Flat-sawn boards usually move closer to the tangential coefficient. Quarter-sawn boards usually move closer to the radial coefficient. Species presets fill in those shrinkage values and FSP for screening; custom mode lets you enter measured or reference data directly. For the exact movement search path, use the wood movement calculator. For material quantity and load planning, pair this with the lumber weight calculator and board feet calculator.
Worked example
Verified against the live calculator
A 12 in flat-sawn board going from 12% MC to
6% MC, with custom 8% tangential shrinkage and
28% FSP, shrinks about 0.206 in.

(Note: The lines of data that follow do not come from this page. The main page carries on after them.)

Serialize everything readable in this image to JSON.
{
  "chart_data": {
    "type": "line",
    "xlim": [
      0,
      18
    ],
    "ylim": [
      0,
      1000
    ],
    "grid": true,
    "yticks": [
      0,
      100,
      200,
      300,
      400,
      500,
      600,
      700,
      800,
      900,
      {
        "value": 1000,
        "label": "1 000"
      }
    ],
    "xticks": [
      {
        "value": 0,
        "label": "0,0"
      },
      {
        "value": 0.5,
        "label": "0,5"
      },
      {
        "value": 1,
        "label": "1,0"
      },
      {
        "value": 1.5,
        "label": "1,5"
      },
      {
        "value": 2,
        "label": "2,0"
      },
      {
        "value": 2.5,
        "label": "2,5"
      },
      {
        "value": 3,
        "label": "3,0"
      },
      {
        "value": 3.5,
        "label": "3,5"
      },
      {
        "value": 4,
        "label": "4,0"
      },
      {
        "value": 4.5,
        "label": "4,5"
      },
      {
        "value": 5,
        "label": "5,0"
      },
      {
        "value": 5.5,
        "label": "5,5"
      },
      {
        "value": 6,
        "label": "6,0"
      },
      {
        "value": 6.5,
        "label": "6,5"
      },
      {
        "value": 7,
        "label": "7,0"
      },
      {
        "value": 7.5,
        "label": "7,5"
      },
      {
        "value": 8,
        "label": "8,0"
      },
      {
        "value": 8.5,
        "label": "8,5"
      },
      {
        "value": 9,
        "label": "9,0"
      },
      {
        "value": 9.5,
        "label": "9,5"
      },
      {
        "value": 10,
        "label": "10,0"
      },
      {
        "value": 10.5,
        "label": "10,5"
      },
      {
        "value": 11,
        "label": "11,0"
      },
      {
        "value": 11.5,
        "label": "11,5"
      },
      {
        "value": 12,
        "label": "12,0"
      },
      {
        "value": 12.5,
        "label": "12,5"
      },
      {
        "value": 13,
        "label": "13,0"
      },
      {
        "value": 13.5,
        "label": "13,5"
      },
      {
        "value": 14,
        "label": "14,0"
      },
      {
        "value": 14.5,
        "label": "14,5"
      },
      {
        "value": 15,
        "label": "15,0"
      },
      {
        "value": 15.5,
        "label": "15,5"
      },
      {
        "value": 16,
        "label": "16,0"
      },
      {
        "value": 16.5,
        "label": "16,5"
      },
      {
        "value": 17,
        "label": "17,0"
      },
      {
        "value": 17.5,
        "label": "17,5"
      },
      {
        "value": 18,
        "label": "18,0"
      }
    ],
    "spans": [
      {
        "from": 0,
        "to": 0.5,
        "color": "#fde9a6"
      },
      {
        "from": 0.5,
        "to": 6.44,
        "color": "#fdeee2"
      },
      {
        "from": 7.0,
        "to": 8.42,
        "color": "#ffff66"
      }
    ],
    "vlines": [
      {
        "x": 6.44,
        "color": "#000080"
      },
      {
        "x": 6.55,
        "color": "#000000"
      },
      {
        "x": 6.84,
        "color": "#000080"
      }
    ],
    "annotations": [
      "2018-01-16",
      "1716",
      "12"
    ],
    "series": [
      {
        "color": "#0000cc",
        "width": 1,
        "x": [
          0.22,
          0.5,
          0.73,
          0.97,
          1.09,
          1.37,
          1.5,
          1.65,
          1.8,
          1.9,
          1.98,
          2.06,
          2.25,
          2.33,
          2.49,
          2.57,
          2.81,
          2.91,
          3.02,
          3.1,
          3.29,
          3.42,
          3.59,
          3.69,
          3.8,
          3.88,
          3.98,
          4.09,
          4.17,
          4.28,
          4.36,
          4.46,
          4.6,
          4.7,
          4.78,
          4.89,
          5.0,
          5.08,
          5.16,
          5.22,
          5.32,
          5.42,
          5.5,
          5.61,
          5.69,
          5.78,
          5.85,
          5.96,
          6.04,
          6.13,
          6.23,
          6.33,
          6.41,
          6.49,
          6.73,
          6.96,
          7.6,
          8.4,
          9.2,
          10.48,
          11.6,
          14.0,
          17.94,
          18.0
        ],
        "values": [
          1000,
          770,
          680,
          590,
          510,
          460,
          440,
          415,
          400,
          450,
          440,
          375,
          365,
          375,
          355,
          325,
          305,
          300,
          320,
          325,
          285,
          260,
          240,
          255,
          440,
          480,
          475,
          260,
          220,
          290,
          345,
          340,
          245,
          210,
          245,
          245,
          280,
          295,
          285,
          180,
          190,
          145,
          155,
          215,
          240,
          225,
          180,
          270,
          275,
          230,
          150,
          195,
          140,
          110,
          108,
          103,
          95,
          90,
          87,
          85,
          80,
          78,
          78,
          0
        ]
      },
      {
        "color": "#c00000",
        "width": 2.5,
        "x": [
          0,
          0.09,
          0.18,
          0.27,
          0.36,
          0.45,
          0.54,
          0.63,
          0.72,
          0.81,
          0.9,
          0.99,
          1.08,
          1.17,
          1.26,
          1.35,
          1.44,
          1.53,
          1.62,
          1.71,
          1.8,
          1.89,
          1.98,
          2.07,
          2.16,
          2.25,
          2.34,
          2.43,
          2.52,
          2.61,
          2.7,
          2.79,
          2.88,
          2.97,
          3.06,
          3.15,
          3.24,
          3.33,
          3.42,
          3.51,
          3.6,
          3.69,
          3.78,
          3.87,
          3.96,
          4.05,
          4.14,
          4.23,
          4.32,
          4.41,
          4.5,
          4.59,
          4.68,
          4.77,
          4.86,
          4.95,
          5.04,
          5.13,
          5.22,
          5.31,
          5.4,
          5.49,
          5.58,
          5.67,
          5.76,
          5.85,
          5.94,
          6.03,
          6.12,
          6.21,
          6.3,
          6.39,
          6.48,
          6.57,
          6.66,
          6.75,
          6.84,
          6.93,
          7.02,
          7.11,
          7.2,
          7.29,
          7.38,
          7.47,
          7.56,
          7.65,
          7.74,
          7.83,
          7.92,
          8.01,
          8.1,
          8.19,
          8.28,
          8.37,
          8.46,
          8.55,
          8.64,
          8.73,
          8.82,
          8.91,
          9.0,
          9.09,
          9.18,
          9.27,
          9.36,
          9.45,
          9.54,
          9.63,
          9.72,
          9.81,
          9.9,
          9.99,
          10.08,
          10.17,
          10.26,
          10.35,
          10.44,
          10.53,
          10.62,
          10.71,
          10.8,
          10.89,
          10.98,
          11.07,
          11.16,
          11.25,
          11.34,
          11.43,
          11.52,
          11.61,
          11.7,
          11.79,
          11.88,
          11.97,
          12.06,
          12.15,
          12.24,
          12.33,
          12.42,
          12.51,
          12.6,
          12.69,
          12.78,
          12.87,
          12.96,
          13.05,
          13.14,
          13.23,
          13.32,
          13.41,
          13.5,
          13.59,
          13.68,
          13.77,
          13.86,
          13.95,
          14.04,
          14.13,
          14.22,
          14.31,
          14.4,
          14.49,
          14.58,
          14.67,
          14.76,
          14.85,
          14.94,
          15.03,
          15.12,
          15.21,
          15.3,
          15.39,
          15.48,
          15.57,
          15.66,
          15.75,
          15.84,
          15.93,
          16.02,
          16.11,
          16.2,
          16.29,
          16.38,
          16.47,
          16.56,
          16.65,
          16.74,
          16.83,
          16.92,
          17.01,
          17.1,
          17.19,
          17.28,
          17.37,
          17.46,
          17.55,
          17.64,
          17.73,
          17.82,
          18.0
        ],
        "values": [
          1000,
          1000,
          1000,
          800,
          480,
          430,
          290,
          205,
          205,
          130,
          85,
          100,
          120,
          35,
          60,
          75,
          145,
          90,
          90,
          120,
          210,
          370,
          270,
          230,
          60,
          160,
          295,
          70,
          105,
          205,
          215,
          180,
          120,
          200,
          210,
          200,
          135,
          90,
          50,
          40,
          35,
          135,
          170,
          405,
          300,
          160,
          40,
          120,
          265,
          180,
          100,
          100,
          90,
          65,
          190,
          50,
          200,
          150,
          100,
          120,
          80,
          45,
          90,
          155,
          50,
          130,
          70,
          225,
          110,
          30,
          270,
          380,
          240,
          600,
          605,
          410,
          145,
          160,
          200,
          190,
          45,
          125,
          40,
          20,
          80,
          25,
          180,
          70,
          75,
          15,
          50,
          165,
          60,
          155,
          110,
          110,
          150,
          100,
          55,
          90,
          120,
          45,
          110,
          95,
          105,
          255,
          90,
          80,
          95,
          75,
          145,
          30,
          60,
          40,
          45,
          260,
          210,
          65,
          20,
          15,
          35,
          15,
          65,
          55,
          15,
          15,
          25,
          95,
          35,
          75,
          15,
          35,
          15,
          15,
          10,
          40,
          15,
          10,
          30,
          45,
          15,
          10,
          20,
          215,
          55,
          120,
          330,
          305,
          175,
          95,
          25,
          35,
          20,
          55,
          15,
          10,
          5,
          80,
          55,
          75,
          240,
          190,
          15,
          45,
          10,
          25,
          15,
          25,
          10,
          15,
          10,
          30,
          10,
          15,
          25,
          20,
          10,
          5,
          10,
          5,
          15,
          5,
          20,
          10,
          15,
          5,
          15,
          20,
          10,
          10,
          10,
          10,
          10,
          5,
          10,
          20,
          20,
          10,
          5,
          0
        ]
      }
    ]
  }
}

The final
width is about 11.794 in.
Frequently asked questions
How do you calculate wood shrinkage?
Below the fiber saturation point, this calculator treats movement as proportional to moisture-content change: width change equals width times total shrinkage times the moisture change divided by FSP.
Should I use radial or tangential shrinkage?
Use tangential shrinkage for flat-sawn boards and radial shrinkage for quarter-sawn boards. Mixed grain or unknown boards are only an approximation.
Why does the calculator clamp moisture above FSP?
Dimensional movement is mainly tied to bound water below the fiber saturation point. Free water above FSP changes weight more than size.
Does this replace species data?
No. The species presets are screening values. Choose custom/measured stock when you have better radial, tangential or fiber-saturation data for the exact material.
Method & assumptions
- Uses a linear shrinkage approximation below the fiber saturation point.
- Movement is across grain. Longitudinal movement along the grain is not modeled.
- Species presets are screening inputs; use measured or source-specific shrinkage data for final clearance decisions.
- Panels, glue-ups, restraint, finish, actual equilibrium moisture, grain angle and species variation can change real movement.